Il faudrait parler de ces problèmes avec d’autres. Etre auteur, ce n’est pas vraiment faire des briques, c’est voir comment les briques peuvent être agencées : c’est dans cette activité de construction que se trouve l’auteur collectif. Je ne peux pas faire ce travail tout seul. C’est au dessus de mes forces. Je n’en ai plus le désir. Il y a tellement d’idées dans les échanges avec Bertrand, Swan, Augustin, toi ou Kareen ! Il y a des gens qui bossent vraiment sur la question. Si on met en commun nos expériences et nos pratiques, un fil rouge, une ligne doit pouvoir se dégager. En même temps, restons dialectique ! Si l’on n’a pas le temps de faire cette Commune d’écriture collective, on peut faire le bouquin quand même : le chantier sera une sorte d’étape, un moment de synthèse provisoire, pour rendre l’impossible d’aujourd’hui, (la transmutation de nos dissociations en tornade transductive !) comme le possible de demain !
Un jour, j’ai rêvé à l’Université Catholique pour faire notre révolution culturelle. Ils sont d’accord avec le principe du journal. On a en commun la personne !

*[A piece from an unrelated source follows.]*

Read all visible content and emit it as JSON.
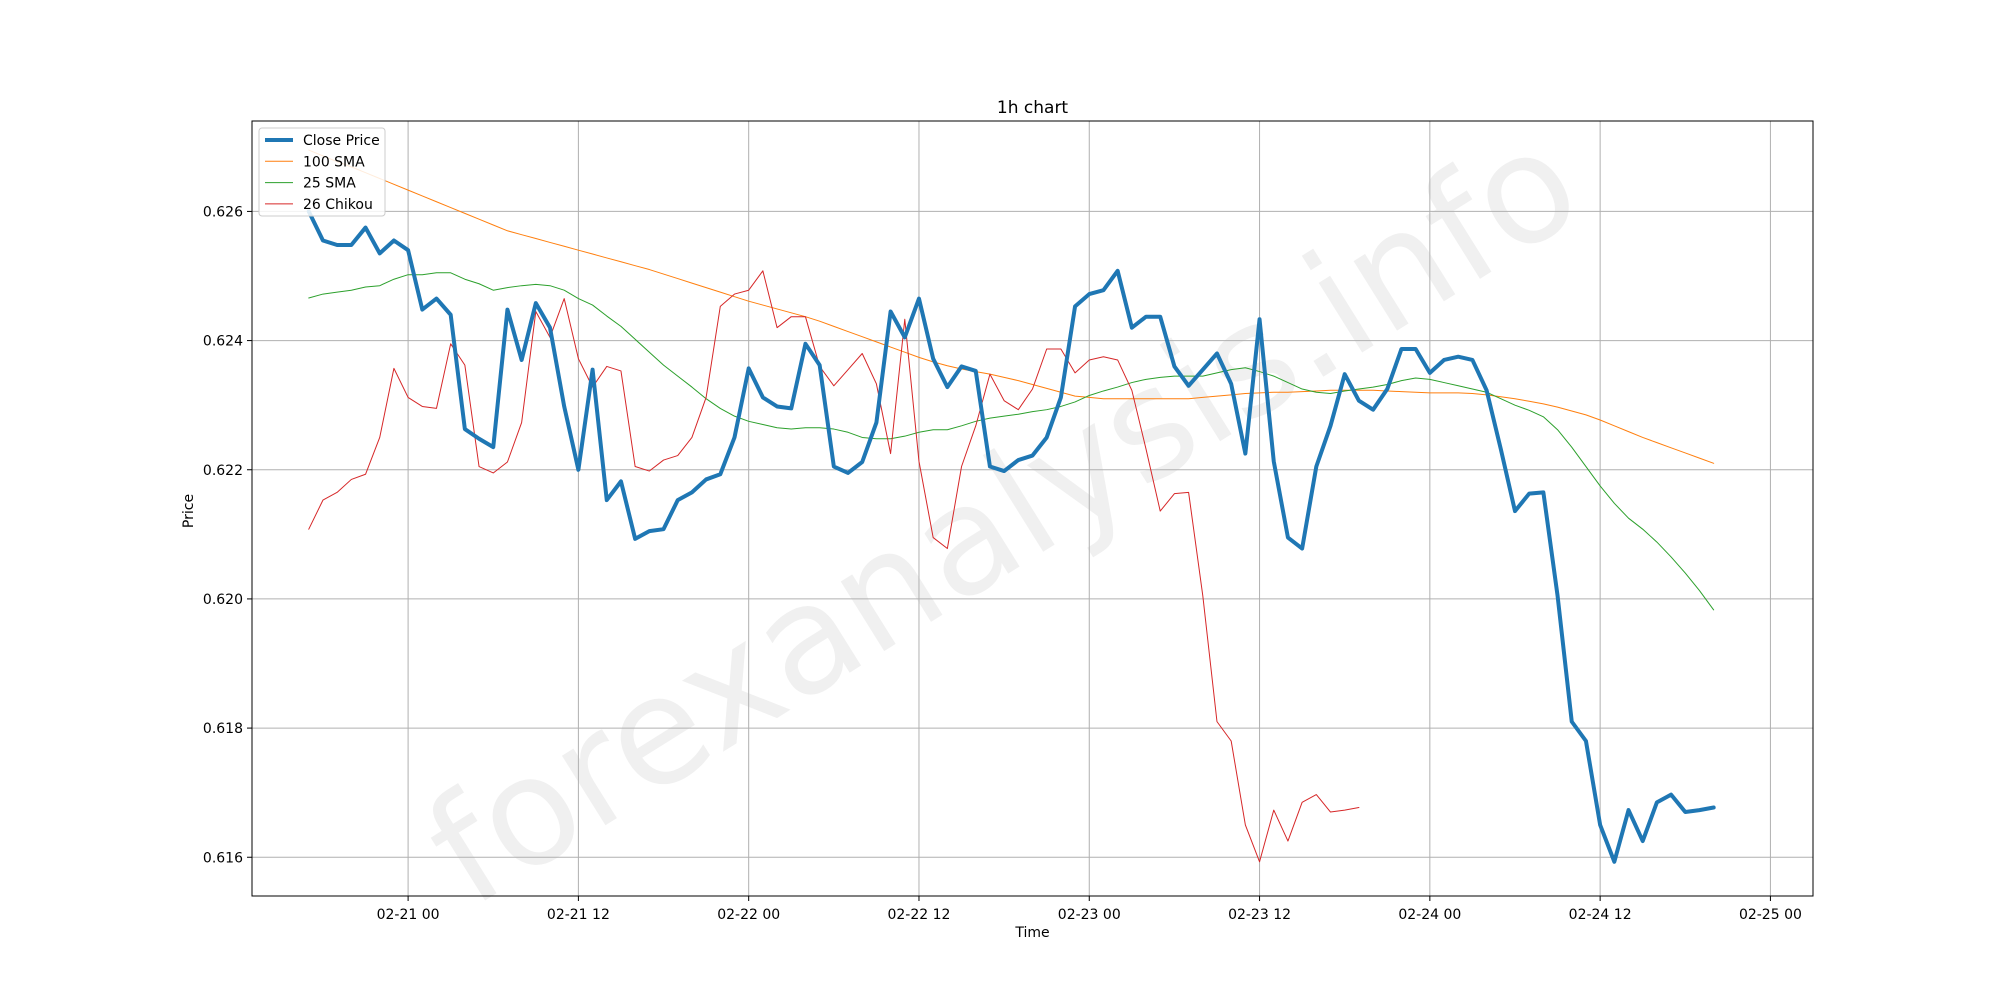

Au départ, je me suis demandé si tu étais concurrente par rapport à Kareen. Peut-on mettre plusieurs personnes sur un thème ? Gérer la recherche dans un domaine, lorsqu’il est important, suppose de se mettre à plusieurs et de travailler les complémentarités. Depuis un an, j’ai pris conscience que toute personne qui travaille sur le journal l’aborde différemment des autres. Ce n’est pas une concurrence, mais plutôt le balisage d’un domaine, d’un monde à conquérir ensemble...
A.C : C’est pour ça qu’on travaille dans des collectifs, pour mutualiser les apports de chacun.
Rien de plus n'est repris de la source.